With zfs the situation is much more complicated as it is dual disk and file system and we need interface to access BE list and to switch the "current" filesystem on top of the "disk", and UEFI api itself does not help us there. It is possible to create specific protocol on top of zfs pool to implement an mechanism to get information about BE's and to switch, but it means that instead of reducing complexity, we are adding more.... note that the dataset list specifying BE's can be quite long, on my dev host I currently do have 73 entries.

Also, as I already wrote, for human operating the machine, it is really important to know exactly what I'm going to boot from.

tsoome, could you try out the new changes on your complex disk setup and let me know what the output looks like?

Fixed issue with directory listing file types.

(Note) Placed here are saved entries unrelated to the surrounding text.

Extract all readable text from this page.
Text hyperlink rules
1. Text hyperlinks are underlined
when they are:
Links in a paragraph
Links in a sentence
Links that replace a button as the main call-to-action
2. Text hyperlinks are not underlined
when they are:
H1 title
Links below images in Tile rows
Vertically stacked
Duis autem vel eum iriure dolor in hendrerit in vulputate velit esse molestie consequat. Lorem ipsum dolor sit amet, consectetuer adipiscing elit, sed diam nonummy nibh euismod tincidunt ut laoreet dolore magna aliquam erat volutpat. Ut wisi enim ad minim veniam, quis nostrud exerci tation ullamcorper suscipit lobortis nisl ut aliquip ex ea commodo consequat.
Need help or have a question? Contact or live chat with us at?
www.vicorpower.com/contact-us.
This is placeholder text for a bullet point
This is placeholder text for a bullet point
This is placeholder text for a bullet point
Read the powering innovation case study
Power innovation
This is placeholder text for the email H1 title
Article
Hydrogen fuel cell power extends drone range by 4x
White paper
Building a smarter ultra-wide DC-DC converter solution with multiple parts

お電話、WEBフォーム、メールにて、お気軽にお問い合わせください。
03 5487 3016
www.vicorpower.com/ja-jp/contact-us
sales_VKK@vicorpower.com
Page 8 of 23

It seems that I forgot about the file type issue with ls. I'll address that next, but please test the current patch to make sure it addresses the naming issue adequately.

Added functionality to print out information about the filesystems with lsdev.

In D7589#180667, @tsoome wrote:

ok, got it built, and initial test. And there is this problem...

OK lsdev

EFI0:    EFI(SIMPLE_FILE_SYSTEM)
EFI1:    EFI(SIMPLE_FILE_SYSTEM)
EFI2:    EFI(SIMPLE_FILE_SYSTEM)
EFI3:    EFI(SIMPLE_FILE_SYSTEM)
EFI4:    EFI(SIMPLE_FILE_SYSTEM)
EFI5:    EFI(SIMPLE_FILE_SYSTEM)
EFI6:    EFI(SIMPLE_FILE_SYSTEM)
EFI7:    EFI(SIMPLE_FILE_SYSTEM)

net devices:

net0:

OK

Yep, we can skip dosfs there, and for very simple reason - if the firmware is not able to read system partition, there is no boot anyhow.

OK, based on others' reproduction of tsoome's issue on -hackers, I have a credible diagnostic theory.